Zeichnung: Hubert Flattinger
  Der Tribut ans Anforderungsprofil

Bob Dylan war da. 3500 Konzertgäste erlebten am Dienstag in der Innsbrucker Olympiahalle den aktuellen Meister-Zustandsbericht.

Von PETER PLAIKNER

INNSBRUCK. "Can you tell me what we’re waiting for, Senor?" Vorwurfsvoll empfängt der Schlussrefrain die Nachzügler. Das Klassentreffen hat schon begonnen. Der Oberlehrer ist pünktlich und korrekt. Schwarzer Anzug, weißes Hemd und Schlips.

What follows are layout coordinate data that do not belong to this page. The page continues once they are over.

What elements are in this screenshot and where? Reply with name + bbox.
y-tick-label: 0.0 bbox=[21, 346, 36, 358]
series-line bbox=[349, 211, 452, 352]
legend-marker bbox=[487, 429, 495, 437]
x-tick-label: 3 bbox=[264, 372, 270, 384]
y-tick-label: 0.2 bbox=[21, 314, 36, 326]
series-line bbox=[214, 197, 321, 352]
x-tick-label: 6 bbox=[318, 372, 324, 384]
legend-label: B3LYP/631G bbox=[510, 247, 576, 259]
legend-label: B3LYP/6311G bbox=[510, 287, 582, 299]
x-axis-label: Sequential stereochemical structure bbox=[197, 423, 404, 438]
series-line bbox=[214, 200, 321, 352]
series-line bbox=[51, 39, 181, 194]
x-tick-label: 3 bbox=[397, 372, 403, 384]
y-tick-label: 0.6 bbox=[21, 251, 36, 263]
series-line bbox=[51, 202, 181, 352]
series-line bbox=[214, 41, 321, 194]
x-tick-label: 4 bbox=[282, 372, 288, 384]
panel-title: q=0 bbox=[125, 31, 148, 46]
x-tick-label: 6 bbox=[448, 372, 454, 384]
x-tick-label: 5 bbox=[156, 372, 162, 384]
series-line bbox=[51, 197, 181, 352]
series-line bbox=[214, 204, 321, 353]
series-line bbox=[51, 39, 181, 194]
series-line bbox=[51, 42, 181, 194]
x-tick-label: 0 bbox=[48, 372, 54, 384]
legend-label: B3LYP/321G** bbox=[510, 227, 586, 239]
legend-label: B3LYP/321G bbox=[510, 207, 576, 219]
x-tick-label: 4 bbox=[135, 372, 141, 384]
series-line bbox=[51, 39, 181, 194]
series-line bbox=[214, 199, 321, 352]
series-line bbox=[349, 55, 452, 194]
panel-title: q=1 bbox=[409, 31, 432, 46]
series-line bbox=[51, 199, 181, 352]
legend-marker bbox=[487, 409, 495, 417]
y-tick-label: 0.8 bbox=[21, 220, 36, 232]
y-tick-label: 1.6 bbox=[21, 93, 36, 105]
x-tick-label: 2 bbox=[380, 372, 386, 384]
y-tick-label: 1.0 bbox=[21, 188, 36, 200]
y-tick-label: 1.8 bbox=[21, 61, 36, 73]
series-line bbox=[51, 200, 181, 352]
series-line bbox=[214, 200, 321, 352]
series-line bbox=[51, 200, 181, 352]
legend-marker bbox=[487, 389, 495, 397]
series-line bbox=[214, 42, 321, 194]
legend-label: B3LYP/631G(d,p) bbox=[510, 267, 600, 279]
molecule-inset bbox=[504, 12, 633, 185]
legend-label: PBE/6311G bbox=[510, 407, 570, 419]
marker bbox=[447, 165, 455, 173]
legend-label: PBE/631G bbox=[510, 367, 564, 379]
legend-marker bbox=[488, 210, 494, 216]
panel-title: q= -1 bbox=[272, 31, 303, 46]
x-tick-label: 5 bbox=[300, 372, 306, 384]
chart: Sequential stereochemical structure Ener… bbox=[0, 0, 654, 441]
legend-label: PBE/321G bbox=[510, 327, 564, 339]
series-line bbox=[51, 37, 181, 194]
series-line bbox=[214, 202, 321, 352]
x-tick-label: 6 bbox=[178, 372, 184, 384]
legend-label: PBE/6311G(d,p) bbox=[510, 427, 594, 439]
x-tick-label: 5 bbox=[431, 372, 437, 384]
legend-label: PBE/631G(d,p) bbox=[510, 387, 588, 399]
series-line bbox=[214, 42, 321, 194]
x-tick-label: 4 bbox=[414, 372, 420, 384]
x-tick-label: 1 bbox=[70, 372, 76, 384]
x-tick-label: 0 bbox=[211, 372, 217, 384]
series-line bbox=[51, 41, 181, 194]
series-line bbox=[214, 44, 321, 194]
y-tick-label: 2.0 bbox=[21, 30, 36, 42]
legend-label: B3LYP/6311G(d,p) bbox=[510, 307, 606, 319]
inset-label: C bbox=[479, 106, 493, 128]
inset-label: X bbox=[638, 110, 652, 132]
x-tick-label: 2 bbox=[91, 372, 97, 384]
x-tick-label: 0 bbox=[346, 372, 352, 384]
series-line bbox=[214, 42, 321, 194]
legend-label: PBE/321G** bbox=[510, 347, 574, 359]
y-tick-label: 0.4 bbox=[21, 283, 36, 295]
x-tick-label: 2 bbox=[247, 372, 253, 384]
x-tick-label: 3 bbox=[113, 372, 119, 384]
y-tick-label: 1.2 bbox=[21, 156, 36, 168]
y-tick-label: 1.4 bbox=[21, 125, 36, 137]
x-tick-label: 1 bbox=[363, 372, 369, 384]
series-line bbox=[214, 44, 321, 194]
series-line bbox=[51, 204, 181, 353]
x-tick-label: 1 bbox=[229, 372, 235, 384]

Die Maturajahrgänge 1970-1985 lauschen verzückt in Jeans und Leder.

Der emeritierte Oberstudienrat für Popkultur geleitet seine Schüler behutsam zurück in ihre Vergangenheit. Erst spaziert er mit Akustikgitarren und Kontrabass gemütlich über die "Desolation Row", bevor eine gnadenlose E-Saitendresche auf dem "Highway 61" der Zeitreise die Romantik raubt.

Da ist der programmatische Höhepunkt des Abends schon abgehakt: "Ah, but I was so much older then, I‘m younger than that now." Bob Dylan blättert in seinen "Back Pages". Stimmlich nahe an Screamin’ Jay Hawkins und Tom Waits. Begleitet von einem Quartett, das fast schon so das seinige ist, wie es The Band einst war.

Ungeachtet der Songs von seinem guten neuen Album "Love And Theft" bleibt das Programm des 60-Jährigen die Vergangenheit. 1991 hat er hier das nostalgische Anforderungsprofil mit wütend-konsequenter Evergreen-Zerstörung beantwortet. Inzwischen tscheppern Dylan und die Halle noch mehr um die Wette. Doch der Meister ist entgegenkommender, seine Jünger sind spielfreudiger. Das heitere Liederraten - aufgrund der Intro-Takte - gehört zum Konzertritual. Danach hilft die Internet-Homepage mit der Funktion Search The Lyrics weiter.

Die Inkarnation des Protestsängers war immer auch ein Spezialist für Selbstvermarktung. Also gilt das strikte Fotografierverbot natürlich nicht für den eigenen Videofilmer auf der Bühne.
Derweilen entkleidet der Chefideologe zwischen Säuseln und Krächzen kippend den "Mr. Tambourine Man" aller Byrds-Lieblichkeit und zeigt Bryan Ferry, was eine Harke ist. Der hatte Montag nachts "Don’t Think Twice, It’s All Right" live für den TV-Treffpunkt Kultur gestylt. Dylan schnarrt den Schmalz wieder weg. Ein Favoritensieg in der Champions League.

Im Posenwandel von Gitarrero-Viererkette zum Fotzhobel-Mittelsturm geht’s ins Finale. "I Believe In You", "Love Sick", "Like A Rolling Stone", "Blowin’ In The Wind". Die fast zweieinhalbstündige Zickzacktour durch vier Jahrzehnte hat ihre Endstation Sehnsucht erreicht.

Dylan 2002 ist die schräg-schöne Erinnerung daran, dass er uns einst beigebracht hat, dass Popmusik mehr sein kann als Unterhaltung. Sein Repertoire wirkt heute noch als bester Beweis dafür. Am Schluss haben zwar einige schon von Real und Barcelona geschwätzt. Aber so war das immer schon, wenn der Unterricht lange dauert.